NextCard also announced co-branding relationships with Dilbert, PlanetOut and BabyCenter.com, as well as affinity programs targeted towards newlyweds, pet owners, golfers and picture lovers with The Knot, ACMEPet.com, chipshot.com, and Kodak, respectively. The company launched a $10 million dollar national media branding strategy which emphasizes the personalization and customization made possible only with the NextCard(R) Internet Visa(R).
"In the second quarter, NextCard established its position as one of the leading Internet marketers," said Lent. "Our target marketing approach through our proprietary Internet database marketing system, or IDM, continues to identify sites that yield the most profitable customers. This enables us to successfully pursue our direct marketing, co-branding and affinity strategies."
NextCard also enhanced the e-commerce experience for its customers during the second quarter. To enable customers to take full advantage of the tremendous purchasing power of the Internet, the company launched one-click shopping with the NextCard e-wallet and began offering customized, money-saving digital coupons from e-centives(TM).

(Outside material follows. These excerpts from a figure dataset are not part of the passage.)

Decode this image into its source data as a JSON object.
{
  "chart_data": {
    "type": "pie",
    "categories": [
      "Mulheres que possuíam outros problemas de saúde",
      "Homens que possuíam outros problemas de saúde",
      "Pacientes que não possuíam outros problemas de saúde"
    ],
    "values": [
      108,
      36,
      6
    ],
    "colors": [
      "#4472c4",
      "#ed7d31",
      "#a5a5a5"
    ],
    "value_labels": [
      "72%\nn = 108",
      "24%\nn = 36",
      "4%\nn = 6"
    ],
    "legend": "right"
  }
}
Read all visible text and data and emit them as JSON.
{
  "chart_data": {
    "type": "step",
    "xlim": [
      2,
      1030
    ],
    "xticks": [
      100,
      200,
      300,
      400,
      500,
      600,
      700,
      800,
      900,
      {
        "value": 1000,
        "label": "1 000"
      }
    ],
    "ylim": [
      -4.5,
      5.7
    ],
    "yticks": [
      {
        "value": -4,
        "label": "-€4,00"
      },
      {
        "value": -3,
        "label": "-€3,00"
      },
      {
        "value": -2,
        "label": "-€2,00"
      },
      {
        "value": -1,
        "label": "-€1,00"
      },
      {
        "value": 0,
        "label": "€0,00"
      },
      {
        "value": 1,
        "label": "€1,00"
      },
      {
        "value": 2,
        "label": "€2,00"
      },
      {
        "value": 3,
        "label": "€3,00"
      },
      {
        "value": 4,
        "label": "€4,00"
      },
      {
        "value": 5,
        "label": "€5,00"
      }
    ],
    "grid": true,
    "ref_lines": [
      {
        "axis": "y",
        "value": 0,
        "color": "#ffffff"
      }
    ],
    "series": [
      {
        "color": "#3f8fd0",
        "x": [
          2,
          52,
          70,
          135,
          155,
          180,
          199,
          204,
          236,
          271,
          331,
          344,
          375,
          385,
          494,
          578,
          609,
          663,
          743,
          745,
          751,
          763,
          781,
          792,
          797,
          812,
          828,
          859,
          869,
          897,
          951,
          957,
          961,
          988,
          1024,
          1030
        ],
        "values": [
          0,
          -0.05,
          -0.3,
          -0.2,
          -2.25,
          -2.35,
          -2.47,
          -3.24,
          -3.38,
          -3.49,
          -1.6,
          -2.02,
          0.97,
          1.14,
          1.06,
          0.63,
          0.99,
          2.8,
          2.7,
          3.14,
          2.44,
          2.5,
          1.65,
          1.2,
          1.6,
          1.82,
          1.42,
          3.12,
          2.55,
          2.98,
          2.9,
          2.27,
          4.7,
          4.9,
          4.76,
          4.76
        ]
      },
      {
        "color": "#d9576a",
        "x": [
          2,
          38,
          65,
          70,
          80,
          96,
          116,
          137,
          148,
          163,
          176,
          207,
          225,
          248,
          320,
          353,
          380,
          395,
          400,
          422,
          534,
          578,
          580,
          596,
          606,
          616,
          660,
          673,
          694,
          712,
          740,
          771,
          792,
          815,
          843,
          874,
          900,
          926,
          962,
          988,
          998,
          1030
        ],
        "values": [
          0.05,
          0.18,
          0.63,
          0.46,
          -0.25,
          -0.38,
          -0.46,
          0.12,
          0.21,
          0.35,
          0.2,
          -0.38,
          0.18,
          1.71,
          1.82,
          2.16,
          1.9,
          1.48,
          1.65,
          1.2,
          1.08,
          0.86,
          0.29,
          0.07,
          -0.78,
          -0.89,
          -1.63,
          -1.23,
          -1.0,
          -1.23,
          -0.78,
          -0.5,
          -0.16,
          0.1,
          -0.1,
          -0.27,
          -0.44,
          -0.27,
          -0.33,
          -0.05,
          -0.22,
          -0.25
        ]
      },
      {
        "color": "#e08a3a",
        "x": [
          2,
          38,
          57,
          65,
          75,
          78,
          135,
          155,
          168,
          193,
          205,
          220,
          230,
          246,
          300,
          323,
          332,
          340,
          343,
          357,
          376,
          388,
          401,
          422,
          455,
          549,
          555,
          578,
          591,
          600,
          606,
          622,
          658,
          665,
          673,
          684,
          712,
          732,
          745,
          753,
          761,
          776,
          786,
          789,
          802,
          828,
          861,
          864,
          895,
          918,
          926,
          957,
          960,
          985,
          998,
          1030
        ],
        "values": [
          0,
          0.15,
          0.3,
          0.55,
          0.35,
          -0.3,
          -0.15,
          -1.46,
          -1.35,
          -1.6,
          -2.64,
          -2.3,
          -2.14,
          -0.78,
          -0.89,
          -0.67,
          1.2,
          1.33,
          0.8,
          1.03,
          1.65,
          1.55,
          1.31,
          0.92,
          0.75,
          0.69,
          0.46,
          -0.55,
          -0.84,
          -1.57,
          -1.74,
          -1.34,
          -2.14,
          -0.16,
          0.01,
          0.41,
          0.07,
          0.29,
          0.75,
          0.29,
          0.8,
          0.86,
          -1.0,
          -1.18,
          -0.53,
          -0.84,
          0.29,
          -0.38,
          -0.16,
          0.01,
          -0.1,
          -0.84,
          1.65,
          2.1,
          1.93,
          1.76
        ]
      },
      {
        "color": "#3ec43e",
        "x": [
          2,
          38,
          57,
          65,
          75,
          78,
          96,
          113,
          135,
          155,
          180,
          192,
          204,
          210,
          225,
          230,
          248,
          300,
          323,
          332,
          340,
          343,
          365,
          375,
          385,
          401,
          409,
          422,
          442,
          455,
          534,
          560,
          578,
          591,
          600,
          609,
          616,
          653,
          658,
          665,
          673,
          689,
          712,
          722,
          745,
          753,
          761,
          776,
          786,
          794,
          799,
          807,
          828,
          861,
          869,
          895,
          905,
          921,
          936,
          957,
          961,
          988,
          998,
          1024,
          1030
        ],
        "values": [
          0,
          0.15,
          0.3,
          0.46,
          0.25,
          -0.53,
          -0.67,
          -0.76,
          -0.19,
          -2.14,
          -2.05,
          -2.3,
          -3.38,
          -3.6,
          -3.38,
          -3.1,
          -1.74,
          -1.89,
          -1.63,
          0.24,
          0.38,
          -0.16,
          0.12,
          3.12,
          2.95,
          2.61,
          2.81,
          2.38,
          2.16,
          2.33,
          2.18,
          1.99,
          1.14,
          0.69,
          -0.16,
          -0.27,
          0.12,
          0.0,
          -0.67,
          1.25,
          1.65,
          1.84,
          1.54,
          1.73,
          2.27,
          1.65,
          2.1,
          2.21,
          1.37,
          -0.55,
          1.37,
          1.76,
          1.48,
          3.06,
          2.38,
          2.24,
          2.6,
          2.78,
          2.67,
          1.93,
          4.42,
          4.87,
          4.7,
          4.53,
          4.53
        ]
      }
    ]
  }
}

In addition to completing its public offering during the second quarter, NextCard obtained over $450 million in conduit funding facilities. These facilities include a $300 million facility with Barclays Capital, the investment banking division of Barclays Bank PLC, and a $150 million facility with ING Barings, an international investment bank.
NextCard (http://www.nextcard.com) is considered one of the industry's leading issuers of consumer credit on the Internet. Since its launch in December 1997, over 2 million people have applied for the NextCard Visa, making it one of the premier online credit cards. The company continues to innovate with its Double Rewards program, complete GoShopping! tools, personalized PictureCard design, a one-click digital wallet and exceptional online customer service. NextCard was named a "HOT 100 Company" by Upside Magazine.
NextCard management will hold a conference call today at 2:00 P.M. PDT; 5:00 EDT. Investors will have the opportunity to listen to the call over the Internet through Vcall at vcall.com. For those unable to listen to the live broadcast, replays will be available shortly after the call on the Vcall site.
The Safe Harbor Statement Under the Private Securities Litigation Reform Act of 1995
Information contained herein as to NextCard's expectations and goals are forward-looking statements. Actual results could differ from those projected in these statements due to portfolio characteristics, economic conditions, competition in the industry and other factors detailed from time to time in the company's Securities and Exchange Commission filings.